Os desafios que perfilam no horizonte são sérios e não podem ser enfrentados com êxito por uma só vontade. Só com o apoio e determinação de todos conseguiremos que, mesmo em tempos de pandemia, os tribunais continuem a ser comunidades de trabalho e concorram para que a nossa sociedade se torne mais aberta, mais pacífica e, sobretudo, mais justa. Negar o acesso à justiça, ainda que a pretexto dos constrangimentos sanitários que experimentamos, é negar aos cidadãos a sua dignidade. Trabalhar em conjunto para assegurar o acesso de todos os cidadãos à justiça, e a uma justiça pronta não é um caminho, é o único caminho.

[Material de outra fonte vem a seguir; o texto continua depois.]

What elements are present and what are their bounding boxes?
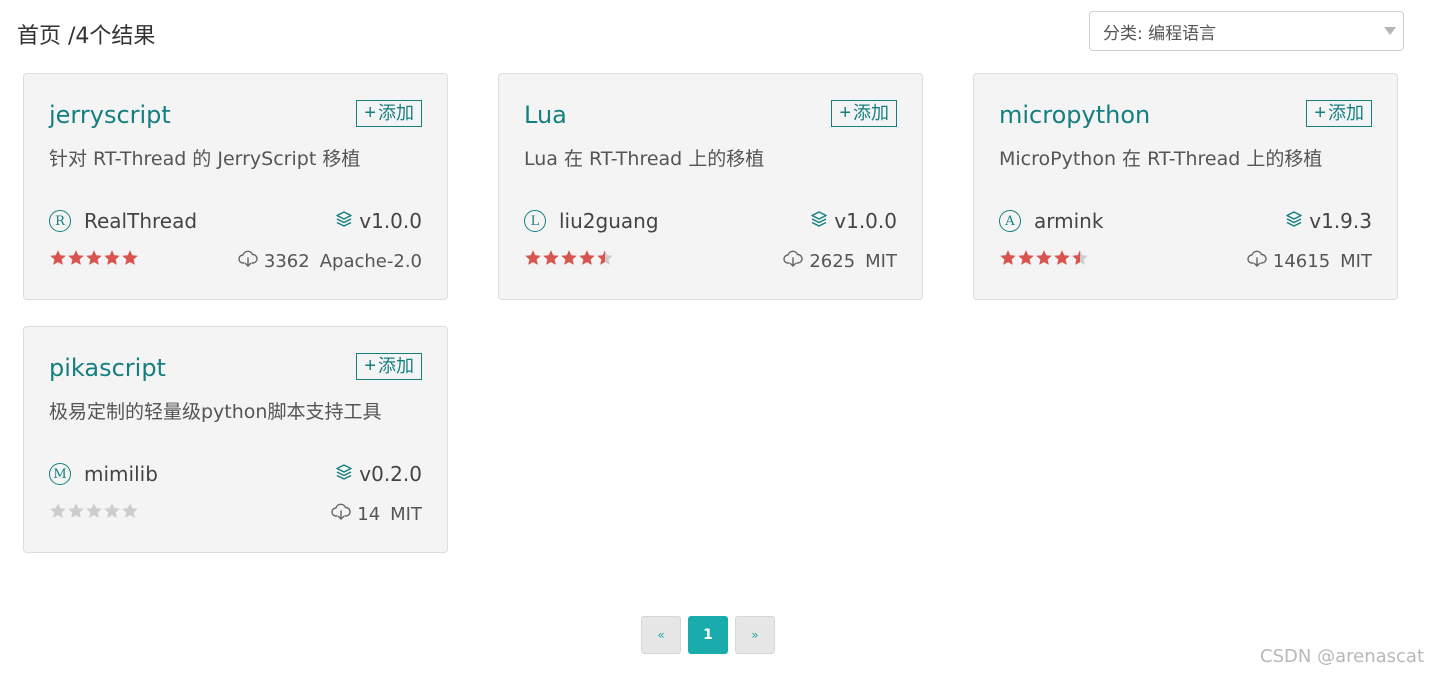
add-button[interactable]: + 添加 xyxy=(831,100,897,127)
star-icon xyxy=(104,503,120,518)
package-description: MicroPython 在 RT-Thread 上的移植 xyxy=(999,148,1323,170)
watermark: CSDN @arenascat xyxy=(1260,646,1424,667)
author-avatar-icon: A xyxy=(999,210,1021,232)
star-icon xyxy=(1018,250,1034,265)
add-button[interactable]: + 添加 xyxy=(1306,100,1372,127)
author-name[interactable]: armink xyxy=(1034,209,1103,233)
version: v0.2.0 xyxy=(335,462,422,486)
package-description: Lua 在 RT-Thread 上的移植 xyxy=(524,148,765,170)
add-button-label: 添加 xyxy=(378,356,414,376)
add-button-label: 添加 xyxy=(1328,103,1364,123)
pagination: « 1 » xyxy=(641,616,775,654)
download-count: 2625 xyxy=(809,251,856,272)
version-text: v1.9.3 xyxy=(1309,209,1372,233)
download-count: 14 xyxy=(357,504,381,525)
rating-stars xyxy=(49,249,139,267)
add-button[interactable]: + 添加 xyxy=(356,353,422,380)
rating-stars xyxy=(49,502,139,520)
star-icon xyxy=(86,250,102,265)
next-page-button[interactable]: » xyxy=(735,616,775,654)
author-name[interactable]: RealThread xyxy=(84,209,197,233)
layers-icon xyxy=(1285,209,1303,233)
version: v1.0.0 xyxy=(335,209,422,233)
cloud-download-icon xyxy=(783,250,804,273)
star-icon xyxy=(597,250,613,265)
add-button-label: 添加 xyxy=(853,103,889,123)
category-select-value: 分类: 编程语言 xyxy=(1103,23,1217,44)
star-icon xyxy=(68,250,84,265)
download-count: 14615 xyxy=(1272,251,1331,272)
star-icon xyxy=(68,503,84,518)
star-icon xyxy=(104,250,120,265)
author-name[interactable]: mimilib xyxy=(84,462,158,486)
page: 首页 /4个结果 分类: 编程语言 jerryscript + 添加 针对 RT… xyxy=(0,0,1439,675)
rating-stars xyxy=(524,249,614,267)
plus-icon: + xyxy=(1314,102,1326,124)
add-button-label: 添加 xyxy=(378,103,414,123)
page-button-current[interactable]: 1 xyxy=(688,616,728,654)
version-text: v1.0.0 xyxy=(359,209,422,233)
star-icon xyxy=(122,503,138,518)
version-text: v0.2.0 xyxy=(359,462,422,486)
author: A armink xyxy=(999,209,1103,233)
author: R RealThread xyxy=(49,209,197,233)
license: MIT xyxy=(390,504,422,525)
package-meta: 14 MIT xyxy=(331,503,422,526)
star-icon xyxy=(561,250,577,265)
author-avatar-icon: M xyxy=(49,463,71,485)
package-name[interactable]: pikascript xyxy=(49,353,166,383)
package-meta: 3362 Apache-2.0 xyxy=(238,250,422,273)
package-meta: 14615 MIT xyxy=(1247,250,1372,273)
cloud-download-icon xyxy=(331,503,351,526)
license: Apache-2.0 xyxy=(319,251,422,272)
rating-stars xyxy=(999,249,1089,267)
plus-icon: + xyxy=(839,102,851,124)
author: M mimilib xyxy=(49,462,158,486)
package-description: 针对 RT-Thread 的 JerryScript 移植 xyxy=(49,148,361,170)
package-name[interactable]: Lua xyxy=(524,100,567,130)
package-card: jerryscript + 添加 针对 RT-Thread 的 JerryScr… xyxy=(23,73,448,300)
package-name[interactable]: jerryscript xyxy=(49,100,171,130)
star-icon xyxy=(1072,250,1088,265)
package-name[interactable]: micropython xyxy=(999,100,1150,130)
layers-icon xyxy=(810,209,828,233)
star-icon xyxy=(122,250,138,265)
breadcrumb: 首页 /4个结果 xyxy=(17,24,156,49)
package-description: 极易定制的轻量级python脚本支持工具 xyxy=(49,401,382,423)
layers-icon xyxy=(335,209,353,233)
prev-page-button[interactable]: « xyxy=(641,616,681,654)
layers-icon xyxy=(335,462,353,486)
plus-icon: + xyxy=(364,102,376,124)
caret-down-icon xyxy=(1384,27,1396,35)
package-card: micropython + 添加 MicroPython 在 RT-Thread… xyxy=(973,73,1398,300)
star-icon xyxy=(1054,250,1070,265)
author: L liu2guang xyxy=(524,209,659,233)
add-button[interactable]: + 添加 xyxy=(356,100,422,127)
license: MIT xyxy=(1340,251,1372,272)
star-icon xyxy=(543,250,559,265)
star-icon xyxy=(1036,250,1052,265)
package-meta: 2625 MIT xyxy=(783,250,897,273)
star-icon xyxy=(50,250,66,265)
cloud-download-icon xyxy=(1247,250,1267,273)
star-icon xyxy=(525,250,541,265)
download-count: 3362 xyxy=(263,251,310,272)
version-text: v1.0.0 xyxy=(834,209,897,233)
category-select[interactable]: 分类: 编程语言 xyxy=(1089,11,1404,51)
author-name[interactable]: liu2guang xyxy=(559,209,659,233)
version: v1.9.3 xyxy=(1285,209,1372,233)
star-icon xyxy=(50,503,66,518)
plus-icon: + xyxy=(364,355,376,377)
star-icon xyxy=(1000,250,1016,265)
author-avatar-icon: L xyxy=(524,210,546,232)
star-icon xyxy=(579,250,595,265)
cloud-download-icon xyxy=(238,250,258,273)
star-icon xyxy=(86,503,102,518)
package-card: pikascript + 添加 极易定制的轻量级python脚本支持工具 M m… xyxy=(23,326,448,553)
license: MIT xyxy=(865,251,897,272)
version: v1.0.0 xyxy=(810,209,897,233)
package-card: Lua + 添加 Lua 在 RT-Thread 上的移植 L liu2guan… xyxy=(498,73,923,300)
author-avatar-icon: R xyxy=(49,210,71,232)
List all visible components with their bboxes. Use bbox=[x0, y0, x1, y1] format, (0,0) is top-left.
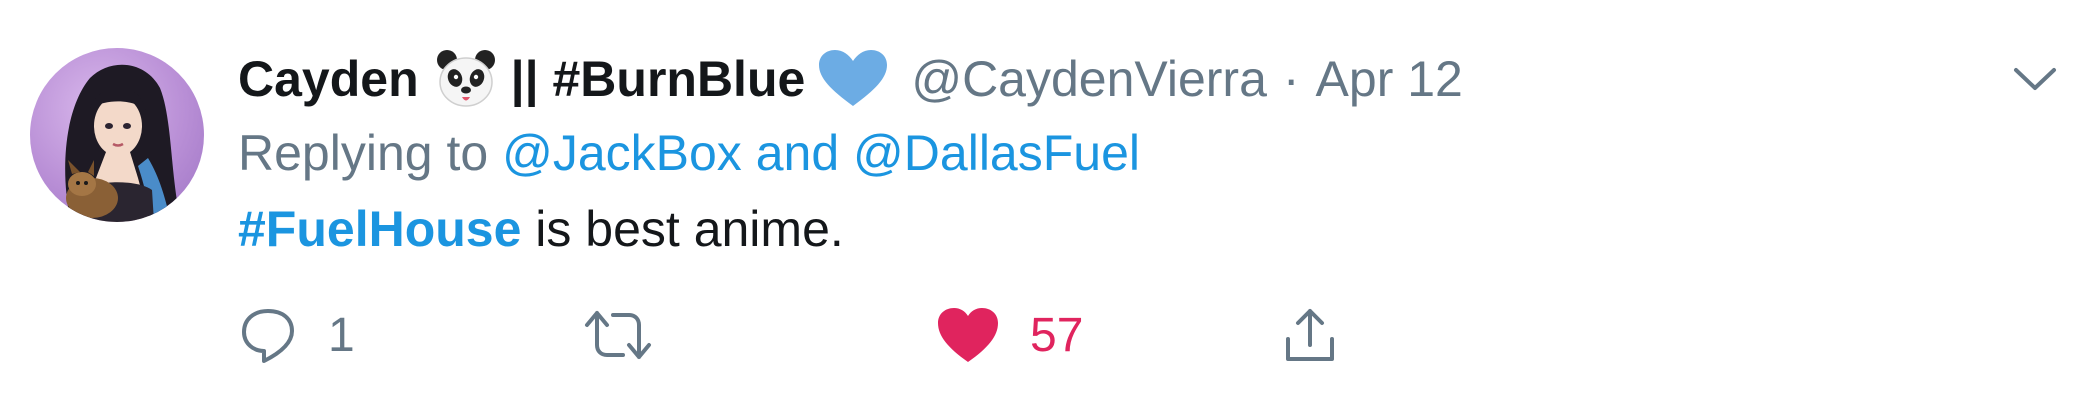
chevron-down-icon[interactable] bbox=[2010, 60, 2060, 100]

Este é o tempo de definirmos uma estratégia para o sistema de justiça utilizando a linha comum entre as adaptações que o sistema reclama como resultado da pandemia e os esforços exigidos para o modernizar. A expressão acesso à justiça torna-se, neste contexto, redutora. O que está verdadeiramente em causa é uma ação para a justiça. Mas a crise pode e deve ser um tempo de mudança significativa.

Se não nos elevarmos à altura do desafio e se não consensualizarmos soluções construtivas e criativas, arriscamos perder a confiança dos cidadãos na justiça e mesmo alienar a pedra angular do nosso sistema de justiça: o império da lei.